Selon le nouveau système qui va être mis en place, les conversions continueront de se faire selon les principes du judaïsme orthodoxe, mais certaines des exigences posées jusqu'à maintenant aux futurs convertis par la bureaucratie religieuse seront assouplies: par exemple, on ne demandera plus à une femme souhaitant se convertir d'envoyer ses enfants dans une école religieuse. De même, des adolescentes désireuses de se convertir avaient parfois vu leur demande rejetée parce qu'elles exprimaient l'intention de faire leur service militaire au lieu de s'engager dans le service national non militaire destiné aux jeunes filles orthodoxes: cela aussi devrait changer avec la mise en place des nouvelles structures.
Autre signe des transformations en cours: le ministre de l'Intérieur, Avraham Poraz, a l'intention d'accorder la citoyenneté israélienne à des personnes converties au judaïsme conservateur ou réformé, du moment qu'ils étaient des résidents légaux en Israël au moment de leur conversion (Haaretz, 19 juillet 2004). Jusqu'à maintenant, seules les conversions survenues à l'extérieur d'Israël pouvaient ouvrir l'accès à la citoyennté israélienne, mais pas celles qui avaient eu lieu dans le pays même.
"Nous ne pouvons pas accepter le monopole détenu par les conversions orthodoxes, qui ne peut offrir une réponse à des dizaines de milliers d'immigrants en vertu de la Loi du Retour, qui veulent se joindre au peuple juif, mais n'ont pas l'intention d'observer les commandements", a expliqué Poraz dans une lettre adressée au Procureur général.
Dans un commentaire au sujet de ces développements, publié par le Jerusalem Post (23 juillet 2004), Reuven Hammer - qui appartient au judaïsme conservateur - soutient que la logique dicte d'appliquer les mêmes règles aux convertis en Israël et à l'extérieur d'Israël: si des conversions par des rabbins non orthodoxes en dehors du pays sont reconnues, elles devraient l'être aussi si elles ont été effectuées sur territoire israélien. Cependant, note Reuven Hammer, ce n'est pas si simple: non seulement la question de l'identité juive continue à faire l'objet de débats, mais le premier ministre Sharon aurait - selon certaines sources - donné certaines garanties aux rabbins israéliens sur la non-reconnaissance des conversions effectuées en Israël sous les auspices de juifs réformés (la branche la plus libérale).

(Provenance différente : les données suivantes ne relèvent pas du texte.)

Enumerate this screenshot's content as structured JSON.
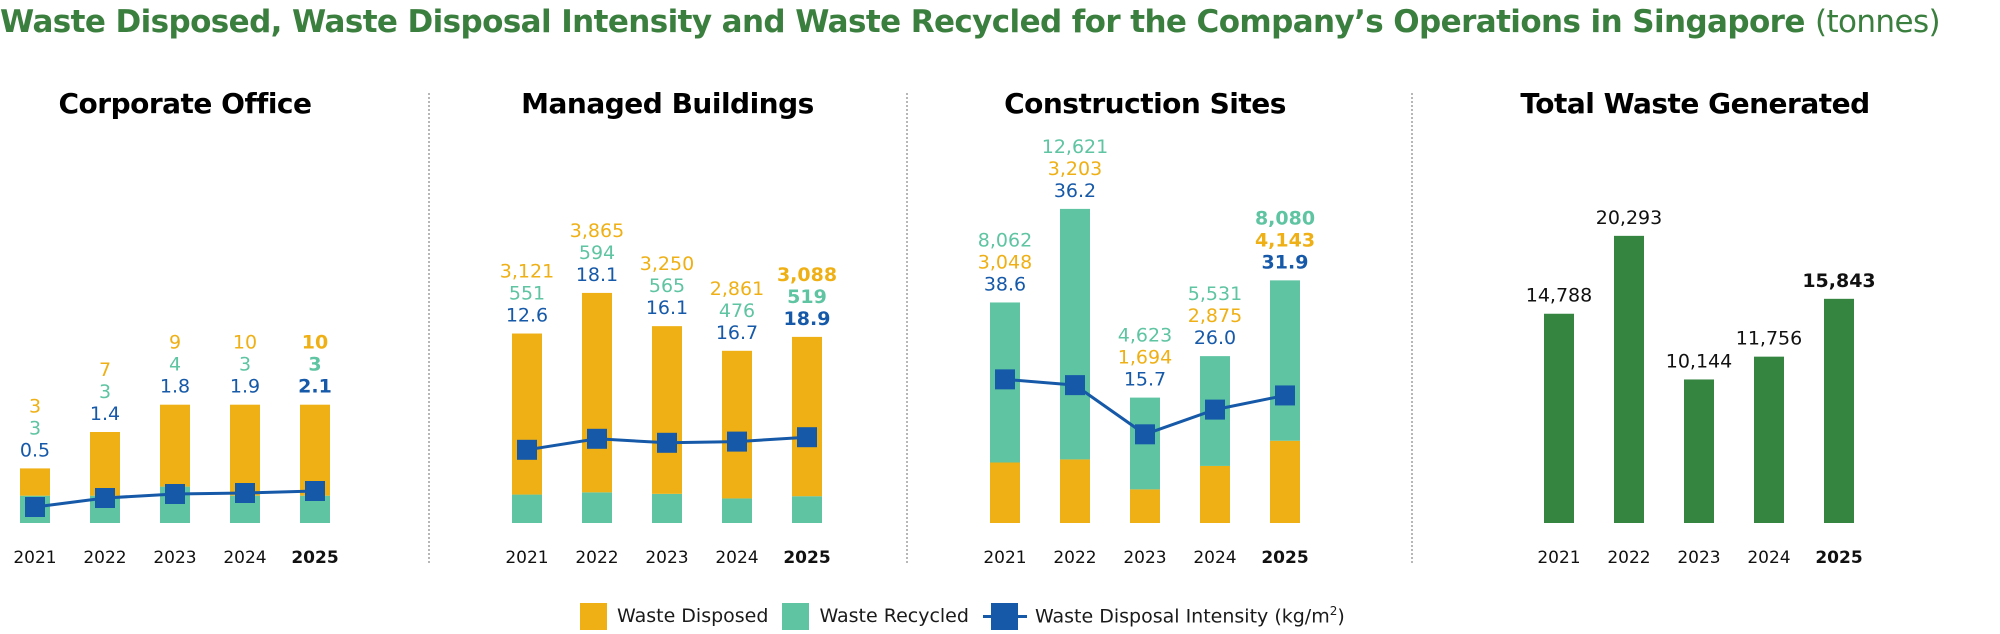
{
  "title": {
    "main": "Waste Disposed, Waste Disposal Intensity and Waste Recycled for the Company’s Operations in Singapore",
    "unit": "(tonnes)"
  },
  "colors": {
    "title": "#3b7f3f",
    "disposed": "#efb016",
    "recycled": "#5ec4a2",
    "intensity": "#1659a8",
    "total": "#358440",
    "axis_text": "#111111"
  },
  "legend": {
    "disposed": "Waste Disposed",
    "recycled": "Waste Recycled",
    "intensity": "Waste Disposal Intensity (kg/m",
    "intensity_sup": "2",
    "intensity_close": ")"
  },
  "chart_data": [
    {
      "type": "bar",
      "title": "Corporate Office",
      "stacked": true,
      "categories": [
        "2021",
        "2022",
        "2023",
        "2024",
        "2025"
      ],
      "highlight_category": "2025",
      "stack_order": [
        "recycled",
        "disposed"
      ],
      "label_order": [
        "disposed",
        "recycled",
        "intensity"
      ],
      "series": [
        {
          "key": "disposed",
          "name": "Waste Disposed",
          "values": [
            3,
            7,
            9,
            10,
            10
          ]
        },
        {
          "key": "recycled",
          "name": "Waste Recycled",
          "values": [
            3,
            3,
            4,
            3,
            3
          ]
        },
        {
          "key": "intensity",
          "name": "Waste Disposal Intensity (kg/m2)",
          "type": "line",
          "values": [
            0.5,
            1.4,
            1.8,
            1.9,
            2.1
          ]
        }
      ],
      "labels": {
        "disposed": [
          "3",
          "7",
          "9",
          "10",
          "10"
        ],
        "recycled": [
          "3",
          "3",
          "4",
          "3",
          "3"
        ],
        "intensity": [
          "0.5",
          "1.4",
          "1.8",
          "1.9",
          "2.1"
        ]
      }
    },
    {
      "type": "bar",
      "title": "Managed Buildings",
      "stacked": true,
      "categories": [
        "2021",
        "2022",
        "2023",
        "2024",
        "2025"
      ],
      "highlight_category": "2025",
      "stack_order": [
        "recycled",
        "disposed"
      ],
      "label_order": [
        "disposed",
        "recycled",
        "intensity"
      ],
      "series": [
        {
          "key": "disposed",
          "name": "Waste Disposed",
          "values": [
            3121,
            3865,
            3250,
            2861,
            3088
          ]
        },
        {
          "key": "recycled",
          "name": "Waste Recycled",
          "values": [
            551,
            594,
            565,
            476,
            519
          ]
        },
        {
          "key": "intensity",
          "name": "Waste Disposal Intensity (kg/m2)",
          "type": "line",
          "values": [
            12.6,
            18.1,
            16.1,
            16.7,
            18.9
          ]
        }
      ],
      "labels": {
        "disposed": [
          "3,121",
          "3,865",
          "3,250",
          "2,861",
          "3,088"
        ],
        "recycled": [
          "551",
          "594",
          "565",
          "476",
          "519"
        ],
        "intensity": [
          "12.6",
          "18.1",
          "16.1",
          "16.7",
          "18.9"
        ]
      }
    },
    {
      "type": "bar",
      "title": "Construction Sites",
      "stacked": true,
      "categories": [
        "2021",
        "2022",
        "2023",
        "2024",
        "2025"
      ],
      "highlight_category": "2025",
      "stack_order": [
        "disposed",
        "recycled"
      ],
      "label_order": [
        "recycled",
        "disposed",
        "intensity"
      ],
      "series": [
        {
          "key": "disposed",
          "name": "Waste Disposed",
          "values": [
            3048,
            3203,
            1694,
            2875,
            4143
          ]
        },
        {
          "key": "recycled",
          "name": "Waste Recycled",
          "values": [
            8062,
            12621,
            4623,
            5531,
            8080
          ]
        },
        {
          "key": "intensity",
          "name": "Waste Disposal Intensity (kg/m2)",
          "type": "line",
          "values": [
            38.6,
            36.2,
            15.7,
            26.0,
            31.9
          ]
        }
      ],
      "labels": {
        "recycled": [
          "8,062",
          "12,621",
          "4,623",
          "5,531",
          "8,080"
        ],
        "disposed": [
          "3,048",
          "3,203",
          "1,694",
          "2,875",
          "4,143"
        ],
        "intensity": [
          "38.6",
          "36.2",
          "15.7",
          "26.0",
          "31.9"
        ]
      }
    },
    {
      "type": "bar",
      "title": "Total Waste Generated",
      "stacked": false,
      "categories": [
        "2021",
        "2022",
        "2023",
        "2024",
        "2025"
      ],
      "highlight_category": "2025",
      "series": [
        {
          "key": "total",
          "name": "Total Waste Generated",
          "values": [
            14788,
            20293,
            10144,
            11756,
            15843
          ]
        }
      ],
      "labels": {
        "total": [
          "14,788",
          "20,293",
          "10,144",
          "11,756",
          "15,843"
        ]
      }
    }
  ]
}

Cela ne présage encore en rien de la décision finale du gouvernement. Mais l'on voit à nouveau se profiler la question des tractations politiques et de leur influence sur la politique religieuse du pays à l'heure où d'importantes décisions à prendre dans d'autres domaines contraindront le gouvernement à rechercher les appuis de différentes formations politiques.